# 2yrs ago today



## camel24j (Jan 12, 2007)

i had to help my 15yr old male cat Sadie over the bridge. he was an interesting cat and a big lover very well behaved and i swear he was so smart i could tell him something and he did it i miss him so much i don't have a pic on the net becuse i didn't have a dig cam till after he was gone  i will try and scan a few pics of him to post. he didn't like the dogs but was always gentle. we tried to tell him to use his claws and the dogs would learn but he would only whack them on the head with out claws it was cute. he looked at you cross eyed if you had food he was a begger lol. he didn't like change if you moved anything he would have to slowly enter the room and sniff everything but after he was fine. and as of his name poor Sadie always got called a girl becuse of it here's the story when i was young a friend of mine was moving they had a kitten and the just rescued a dog her parents told her they could only take one or the other with them on the move and we couldn't take the dog so she let us have the kitten they named him Sadie becuse he had nipples and thought that ment he was a girl lol well as soon as we got him we knew he was a boy but he already new his name so we kept it and he didn't seem to mind lol he was a guard dog at first he used to growl when any one came to the door and he played fetch but after we got are first dog he stopped growling at the door and left it to the dogs lol he had a love hate relationship to the dog. sorry this is so long. i will always love Sadie.


----------



## marie73 (Jul 12, 2006)

Sadie sounds like a wonderful cat and it's obvious how much you love him and still miss him. You gave him a great, long life. :angel


----------



## camel24j (Jan 12, 2007)




----------



## camel24j (Jan 12, 2007)

ok in the first pic bunny also a male cat who passed about 9yrs ago is on the left sadie is on the right and here is just a pic of sadie.


----------



## marie73 (Jul 12, 2006)

They're both beautiful - is Sadie on the right?


----------



## marie73 (Jul 12, 2006)

Oops - we posted at the same time, but I was correct! Sadie was handsome! I love him on the stove!

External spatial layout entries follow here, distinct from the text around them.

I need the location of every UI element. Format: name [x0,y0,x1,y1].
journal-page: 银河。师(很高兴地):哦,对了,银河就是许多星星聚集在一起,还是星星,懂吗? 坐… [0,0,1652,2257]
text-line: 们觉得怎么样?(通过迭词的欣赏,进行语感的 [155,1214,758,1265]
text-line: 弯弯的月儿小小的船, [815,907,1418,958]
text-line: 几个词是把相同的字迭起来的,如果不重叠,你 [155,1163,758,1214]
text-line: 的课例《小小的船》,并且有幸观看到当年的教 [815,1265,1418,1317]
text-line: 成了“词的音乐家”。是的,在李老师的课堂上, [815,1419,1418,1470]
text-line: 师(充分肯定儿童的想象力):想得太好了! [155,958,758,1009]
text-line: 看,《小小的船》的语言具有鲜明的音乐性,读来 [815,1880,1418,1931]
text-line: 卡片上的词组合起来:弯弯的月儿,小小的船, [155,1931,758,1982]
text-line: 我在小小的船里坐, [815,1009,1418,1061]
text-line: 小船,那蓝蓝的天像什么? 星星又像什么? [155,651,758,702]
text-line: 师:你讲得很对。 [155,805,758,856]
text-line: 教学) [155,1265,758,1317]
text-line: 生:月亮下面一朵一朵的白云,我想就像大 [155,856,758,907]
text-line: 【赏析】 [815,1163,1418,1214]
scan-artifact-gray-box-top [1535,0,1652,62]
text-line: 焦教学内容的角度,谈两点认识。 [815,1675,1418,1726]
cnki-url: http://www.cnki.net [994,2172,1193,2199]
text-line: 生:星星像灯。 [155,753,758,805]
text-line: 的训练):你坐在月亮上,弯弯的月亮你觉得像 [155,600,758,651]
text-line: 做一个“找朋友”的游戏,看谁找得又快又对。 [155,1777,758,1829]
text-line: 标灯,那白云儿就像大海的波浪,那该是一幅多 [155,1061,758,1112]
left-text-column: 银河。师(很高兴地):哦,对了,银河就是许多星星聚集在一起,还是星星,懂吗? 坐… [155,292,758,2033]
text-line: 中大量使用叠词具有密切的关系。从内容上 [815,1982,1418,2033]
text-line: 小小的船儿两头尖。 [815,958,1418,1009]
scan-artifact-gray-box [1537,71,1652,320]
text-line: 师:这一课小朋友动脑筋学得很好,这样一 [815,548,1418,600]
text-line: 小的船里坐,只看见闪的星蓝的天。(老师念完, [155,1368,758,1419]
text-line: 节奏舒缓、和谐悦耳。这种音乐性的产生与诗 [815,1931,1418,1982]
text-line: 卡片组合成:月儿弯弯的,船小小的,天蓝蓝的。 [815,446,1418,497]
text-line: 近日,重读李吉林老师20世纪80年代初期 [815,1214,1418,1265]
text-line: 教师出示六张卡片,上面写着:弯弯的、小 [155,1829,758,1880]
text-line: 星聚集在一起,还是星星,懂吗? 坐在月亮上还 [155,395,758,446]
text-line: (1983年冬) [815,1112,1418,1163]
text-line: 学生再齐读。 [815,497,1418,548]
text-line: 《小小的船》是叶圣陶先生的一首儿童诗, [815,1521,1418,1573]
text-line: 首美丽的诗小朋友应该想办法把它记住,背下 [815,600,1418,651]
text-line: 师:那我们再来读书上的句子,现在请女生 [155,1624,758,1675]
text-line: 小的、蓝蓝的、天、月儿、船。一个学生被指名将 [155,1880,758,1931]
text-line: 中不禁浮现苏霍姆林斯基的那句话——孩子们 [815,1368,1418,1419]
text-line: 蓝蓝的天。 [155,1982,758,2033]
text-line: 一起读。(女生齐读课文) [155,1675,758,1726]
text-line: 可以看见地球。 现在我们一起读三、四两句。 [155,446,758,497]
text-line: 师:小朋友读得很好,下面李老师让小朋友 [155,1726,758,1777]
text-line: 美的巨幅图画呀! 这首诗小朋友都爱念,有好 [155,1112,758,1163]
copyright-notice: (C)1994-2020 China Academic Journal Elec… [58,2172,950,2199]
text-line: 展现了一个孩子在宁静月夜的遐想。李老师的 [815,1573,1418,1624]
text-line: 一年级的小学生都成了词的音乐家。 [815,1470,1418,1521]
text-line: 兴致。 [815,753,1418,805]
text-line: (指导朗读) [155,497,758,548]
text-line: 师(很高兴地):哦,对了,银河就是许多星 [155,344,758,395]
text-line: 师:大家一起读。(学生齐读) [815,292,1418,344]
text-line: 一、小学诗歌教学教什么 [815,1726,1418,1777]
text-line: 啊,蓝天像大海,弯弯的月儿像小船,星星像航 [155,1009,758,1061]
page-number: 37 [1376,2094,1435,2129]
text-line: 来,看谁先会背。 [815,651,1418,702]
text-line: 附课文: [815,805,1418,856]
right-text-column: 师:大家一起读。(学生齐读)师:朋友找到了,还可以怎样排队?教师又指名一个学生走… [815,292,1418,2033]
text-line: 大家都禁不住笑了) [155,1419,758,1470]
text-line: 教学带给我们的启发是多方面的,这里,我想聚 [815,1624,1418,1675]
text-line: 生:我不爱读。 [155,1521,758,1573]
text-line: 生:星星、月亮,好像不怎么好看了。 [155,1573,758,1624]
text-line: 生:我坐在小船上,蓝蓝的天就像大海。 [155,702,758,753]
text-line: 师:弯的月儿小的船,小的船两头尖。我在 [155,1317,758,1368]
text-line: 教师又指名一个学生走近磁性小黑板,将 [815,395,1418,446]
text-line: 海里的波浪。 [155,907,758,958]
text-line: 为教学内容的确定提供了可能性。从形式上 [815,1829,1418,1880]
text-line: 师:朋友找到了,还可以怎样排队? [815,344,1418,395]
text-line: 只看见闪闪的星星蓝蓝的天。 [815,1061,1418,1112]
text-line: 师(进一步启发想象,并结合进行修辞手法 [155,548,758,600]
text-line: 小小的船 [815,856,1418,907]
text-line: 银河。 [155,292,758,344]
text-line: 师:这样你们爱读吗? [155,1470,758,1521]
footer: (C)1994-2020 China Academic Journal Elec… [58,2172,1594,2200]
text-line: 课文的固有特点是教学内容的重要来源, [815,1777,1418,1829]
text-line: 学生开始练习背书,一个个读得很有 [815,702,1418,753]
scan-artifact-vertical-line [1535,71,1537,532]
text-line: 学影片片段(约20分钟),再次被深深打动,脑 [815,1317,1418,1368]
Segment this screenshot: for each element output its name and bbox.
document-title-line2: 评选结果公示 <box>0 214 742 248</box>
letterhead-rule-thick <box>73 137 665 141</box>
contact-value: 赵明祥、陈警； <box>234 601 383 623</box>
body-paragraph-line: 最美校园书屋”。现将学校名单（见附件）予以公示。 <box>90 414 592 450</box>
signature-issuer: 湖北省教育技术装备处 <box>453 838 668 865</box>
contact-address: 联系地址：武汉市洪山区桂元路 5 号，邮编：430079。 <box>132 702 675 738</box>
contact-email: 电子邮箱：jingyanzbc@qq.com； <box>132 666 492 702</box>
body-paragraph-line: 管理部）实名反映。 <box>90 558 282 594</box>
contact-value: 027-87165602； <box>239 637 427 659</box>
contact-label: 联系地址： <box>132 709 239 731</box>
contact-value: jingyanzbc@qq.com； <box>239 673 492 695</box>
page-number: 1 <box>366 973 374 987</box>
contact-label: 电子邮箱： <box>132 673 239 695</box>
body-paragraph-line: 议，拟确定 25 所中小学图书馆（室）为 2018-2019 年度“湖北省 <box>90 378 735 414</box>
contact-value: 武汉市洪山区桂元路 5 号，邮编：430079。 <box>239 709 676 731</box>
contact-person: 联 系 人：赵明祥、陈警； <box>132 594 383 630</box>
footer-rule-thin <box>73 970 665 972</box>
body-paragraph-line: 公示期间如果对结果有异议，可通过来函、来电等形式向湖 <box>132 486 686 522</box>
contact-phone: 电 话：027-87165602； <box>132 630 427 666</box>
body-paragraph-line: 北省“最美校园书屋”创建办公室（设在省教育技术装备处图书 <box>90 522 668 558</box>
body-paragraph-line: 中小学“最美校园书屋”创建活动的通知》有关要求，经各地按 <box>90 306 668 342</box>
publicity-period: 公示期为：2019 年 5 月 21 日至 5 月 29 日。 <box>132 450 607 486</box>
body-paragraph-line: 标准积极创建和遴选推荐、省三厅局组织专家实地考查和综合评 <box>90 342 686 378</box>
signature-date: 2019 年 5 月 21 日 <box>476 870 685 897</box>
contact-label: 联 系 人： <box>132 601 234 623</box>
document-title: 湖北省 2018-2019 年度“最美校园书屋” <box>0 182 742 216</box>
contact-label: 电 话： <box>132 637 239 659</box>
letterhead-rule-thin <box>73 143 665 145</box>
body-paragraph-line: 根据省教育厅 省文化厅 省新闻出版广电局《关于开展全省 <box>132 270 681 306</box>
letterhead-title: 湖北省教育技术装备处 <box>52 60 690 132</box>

He looks warm and comfortable.


----------



## camel24j (Jan 12, 2007)

actually it was a dryer and we feed him on there till he could no longer jump he had a limp for a yr and all the vets i took him to said there was nothing wrong it was just arthritis the vets around were i live suck they didnt even give him anything for pain but he seemed pretty happy till the end any ways. he had bad teeth to he had to have a few removed when i got him i was really young so dental health for cats i had no clue at the time and i know that being young that i made a lot of mistakes with him but he was a really good cat.


----------



## kitkat (Sep 22, 2003)

Sadie had a great life with you and I'm sure he's looking after you guys


----------